Je peux accepter comme raisonnable, ou du moins aussi plausible et théâtral, que dans cet environnement, même la victime prévue des machinations de l'entreprise puisse elle-même être corruptible. Ce qui est troublantPoudre sècheD'un point de vue dramaturgique, presque aucune de ses crises ou de ses défis ne découle du personnage. Ils résultent plutôt de développements d’intrigues induits de l’extérieur dont on nous parle après coup. (Plus d'une fois, Rick change d'avis à propos de l'accord Landmark, non pas à cause de scrupules moraux mais à cause des informations commerciales qu'il reçoit sur son téléphone portable.) Cela donne à la pièce une sorte de qualité de présentation grecque, un peu comme celle de l'autre côté. du spectre politique, le discours de David MametPoupée chinoise, qui nous a demandé de sympathiser avec les super-riches pour les terribles fardeaux que la démocratie leur impose. Et bien que l’ordre du jour soit ici beaucoup plus agréable à l’audience probable, il n’est guère plus dramatique. Les personnages font toujours ce qu'on attend d'eux, sauf quand soudain, parce que le dramaturge a besoin d'une surprise ou d'un point culminant, ils font tout simplement le contraire.

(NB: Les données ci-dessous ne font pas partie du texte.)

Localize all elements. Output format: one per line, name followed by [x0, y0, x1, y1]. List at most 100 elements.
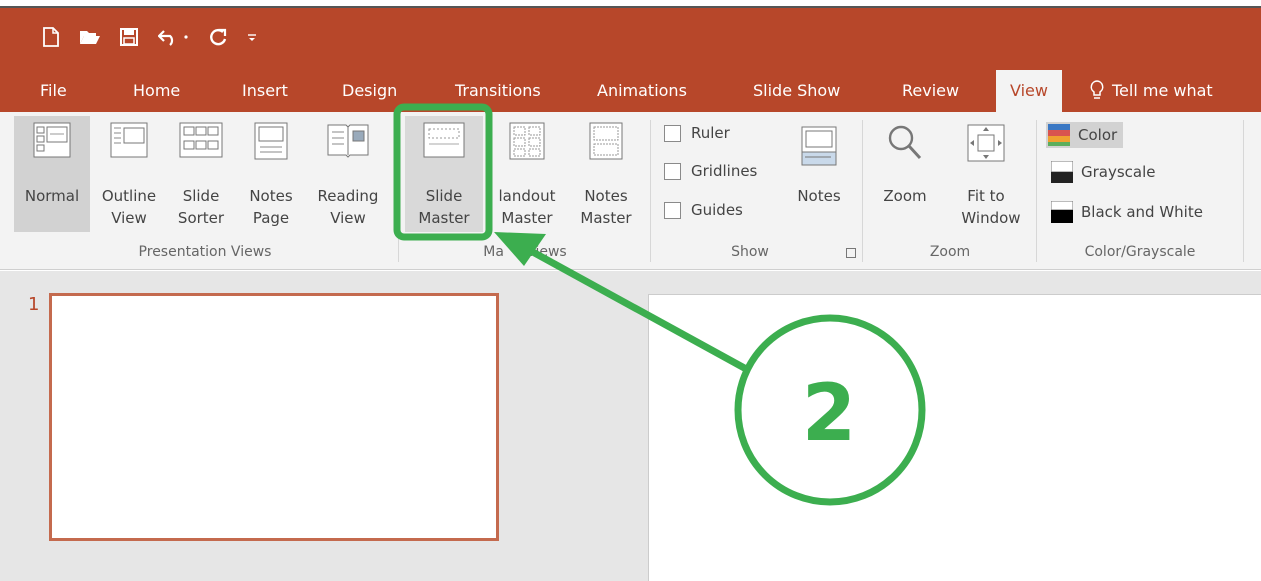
tab-design[interactable]: Design: [342, 81, 397, 100]
outline-view-icon: [110, 122, 148, 158]
color-grayscale-group-label: Color/Grayscale: [1084, 244, 1196, 260]
title-bar: [0, 8, 1261, 68]
new-file-icon[interactable]: [40, 25, 62, 49]
slide-number: 1: [28, 294, 40, 315]
group-divider: [1243, 120, 1244, 262]
black-and-white-icon: [1051, 201, 1073, 223]
presentation-views-group-label: Presentation Views: [138, 244, 272, 260]
notes-pane-label: Notes: [797, 187, 841, 205]
group-divider: [862, 120, 863, 262]
ruler-label: Ruler: [691, 124, 730, 142]
notes-master-button[interactable]: Notes Master: [570, 116, 642, 232]
color-label: Color: [1078, 126, 1118, 144]
grayscale-option[interactable]: Grayscale: [1051, 161, 1156, 183]
tab-animations[interactable]: Animations: [597, 81, 687, 100]
zoom-label: Zoom: [883, 187, 927, 205]
guides-label: Guides: [691, 201, 743, 219]
black-and-white-label: Black and White: [1081, 203, 1203, 221]
outline-view-label-2: View: [111, 209, 147, 227]
checkbox-box[interactable]: [664, 162, 681, 180]
slide-editing-area: [540, 271, 1261, 581]
tab-insert[interactable]: Insert: [242, 81, 288, 100]
notes-page-label-2: Page: [252, 209, 290, 227]
checkbox-box[interactable]: [664, 201, 681, 219]
notes-page-label-1: Notes: [249, 187, 293, 205]
normal-view-icon: [33, 122, 71, 158]
tab-review[interactable]: Review: [902, 81, 959, 100]
notes-master-label-1: Notes: [584, 187, 628, 205]
reading-view-label-1: Reading: [317, 187, 379, 205]
color-option[interactable]: Color: [1046, 122, 1124, 148]
group-divider: [398, 120, 399, 262]
notes-master-icon: [589, 122, 623, 160]
notes-page-button[interactable]: Notes Page: [238, 116, 304, 232]
normal-view-label: Normal: [24, 187, 80, 205]
zoom-group-label: Zoom: [929, 244, 971, 260]
grayscale-icon: [1051, 161, 1073, 183]
undo-dropdown-icon[interactable]: [182, 25, 190, 49]
notes-pane-icon: [801, 126, 837, 166]
group-divider: [1036, 120, 1037, 262]
reading-view-label-2: View: [330, 209, 366, 227]
outline-view-label-1: Outline: [101, 187, 157, 205]
fit-to-window-icon: [967, 124, 1005, 162]
handout-master-button[interactable]: landout Master: [488, 116, 566, 232]
slide-thumbnails-pane: 1: [0, 271, 540, 581]
slide-master-label-1: Slide: [425, 187, 463, 205]
notes-master-label-2: Master: [580, 209, 632, 227]
checkbox-box[interactable]: [664, 124, 681, 142]
fit-to-window-button[interactable]: Fit to Window: [944, 116, 1028, 232]
tell-me-label: Tell me what: [1112, 80, 1213, 100]
normal-view-button[interactable]: Normal: [14, 116, 90, 232]
slide-master-label-2: Master: [418, 209, 470, 227]
tab-file[interactable]: File: [40, 81, 67, 100]
handout-master-label-2: Master: [501, 209, 553, 227]
save-icon[interactable]: [118, 25, 140, 49]
ruler-checkbox[interactable]: Ruler: [664, 124, 730, 142]
slide-master-button[interactable]: Slide Master: [405, 116, 483, 232]
lightbulb-icon: [1090, 80, 1104, 99]
reading-view-button[interactable]: Reading View: [308, 116, 388, 232]
customize-qat-icon[interactable]: [246, 25, 258, 49]
redo-icon[interactable]: [207, 25, 229, 49]
tab-transitions[interactable]: Transitions: [455, 81, 541, 100]
group-divider: [650, 120, 651, 262]
tab-slide-show[interactable]: Slide Show: [753, 81, 840, 100]
slide-sorter-icon: [179, 122, 223, 158]
handout-master-label-1: landout: [498, 187, 556, 205]
slide-canvas[interactable]: [648, 294, 1261, 581]
zoom-button[interactable]: Zoom: [872, 116, 938, 232]
gridlines-checkbox[interactable]: Gridlines: [664, 162, 757, 180]
black-and-white-option[interactable]: Black and White: [1051, 201, 1203, 223]
color-swatch-icon: [1048, 124, 1070, 146]
top-border: [0, 0, 1261, 8]
fit-to-window-label-1: Fit to: [967, 187, 1005, 205]
reading-view-icon: [327, 124, 369, 158]
ribbon-view: Normal Outline View Slide Sorter Notes P…: [0, 112, 1261, 270]
notes-pane-button[interactable]: Notes: [788, 116, 850, 232]
gridlines-label: Gridlines: [691, 162, 758, 180]
slide-master-icon: [423, 122, 465, 158]
outline-view-button[interactable]: Outline View: [94, 116, 164, 232]
tab-home[interactable]: Home: [133, 81, 180, 100]
undo-icon[interactable]: [157, 25, 179, 49]
slide-sorter-label-1: Slide: [182, 187, 220, 205]
guides-checkbox[interactable]: Guides: [664, 201, 743, 219]
master-views-group-label: Ma Views: [483, 244, 567, 260]
slide-sorter-button[interactable]: Slide Sorter: [166, 116, 236, 232]
grayscale-label: Grayscale: [1081, 163, 1156, 181]
callout-number: 2: [801, 369, 857, 459]
magnifier-icon: [888, 125, 922, 160]
ribbon-tabs: File Home Insert Design Transitions Anim…: [0, 68, 1261, 114]
open-folder-icon[interactable]: [79, 25, 101, 49]
show-dialog-launcher-icon[interactable]: [846, 248, 856, 258]
quick-access-toolbar: [40, 25, 258, 49]
show-group-label: Show: [731, 244, 769, 260]
notes-page-icon: [254, 122, 288, 160]
handout-master-icon: [509, 122, 545, 160]
tab-view[interactable]: View: [996, 70, 1062, 114]
tell-me-box[interactable]: Tell me what: [1090, 80, 1213, 100]
slide-sorter-label-2: Sorter: [177, 209, 225, 227]
slide-thumbnail[interactable]: [49, 293, 499, 541]
fit-to-window-label-2: Window: [961, 209, 1021, 227]
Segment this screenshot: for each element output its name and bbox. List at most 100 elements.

QuePoudre sèche— le titre fait référence au capital non investi — est néanmoins une pièce pleinement captivante et divertissante qui témoigne du formidable dialogue de Burgess et de la production magnifiquement rythmée et jouée. Il n'est pas surprenant que le réalisateur Thomas Kail, qui a réussi à conserver les six heures de matériel enHamiltonà moins de trois ans, il y a ici une mise en scène serrée et en forme de navire. (Le spectacle dure 95 minutes, sans entracte.) Si la configuration en rond du Public's Martinson Hall fait parfois qu'on ne voit pas le visage de l'acteur qui parle, ce n'est pas le genre de travail où cela pourrait provoquer confusion. Les caractérisations proposées par Krasinski, Danes et Azaria (ainsi que par Sanjit De Silva, excellent dans un rôle plus petit) ne sont pas non plus brutalement claires et distinctes. Danes est particulièrement cohérent dans l'horreur de son personnage, trouvant même une voie vers l'humour chez un personnage qui, tel qu'il est écrit, est à peine humain. Si seulement les excès de notre beau système de libre entreprise étaient aussi susceptibles d’être corrigés que ceux d’un jeune dramaturge prometteur !

L'effetest au Barrow Street Theatre jusqu'au 19 juin.
Poudre sècheest au Théâtre Public jusqu'au 1er mai.